Massachusetts lawmakers are trying to give prosecutors the power to demand that juries (not judges) decide whether offenders nearing the end of their prison terms should be placed in a state treatment facility. The proposal was filed a week after a convicted Level 3 sex offender was arrested on charges he raped a young boy in a library.
The ABA Journal has an article about a child pornography case in which the images are allegedly password protected on the defendant's laptop computer that presents some interesting constitutional issues.
Connecticut Governor M. Jodi Rell's proposed to place a special imprint of the driver's license of registered sex offenders. She proposed the idea during her annual State of the State address and said that it is an idea "worth a discussion."
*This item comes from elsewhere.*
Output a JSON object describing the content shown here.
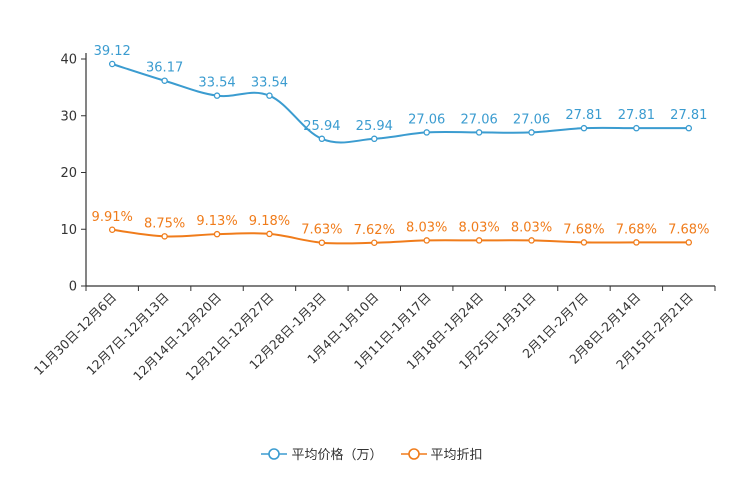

Law enforcement officials in a South Carolina town are designing their plan to enforce a new ordinance that bans sex offenders from moving into town. State Attorney General Henry McMaster says the rule would likely stand up in court if challenged.
The ability for prosecutors to have juries decide whether or not to remand offenders for civil commitment seems to me to have the very likely potential to bias the proceedings against the offender in a very substantial way. All prosecutors would have to do is have the victim make an impact statement on the stand or otherwise delve into the lurid details of the original offense and the jury would be ready to do far worse to the offender than just commit him or her indefinitely.
The turn of events, though, is not surprising. A level 3 offender commits a horrible crime and, in it's wake, comes a legislative overreaction (or at least, what seems to me to be an overreaction). I wonder if it's going to be one of those "name" laws.
The article even states though that the results between judges and juries have been roughtly equivalent. If that is the case, then why the need for the new law at all?
Posted by: Guy | February 09, 2008 at 12:10 AM
It seems to me that permitting a jury to determine commitment smudges the line between treatment and punishment even more than it already is.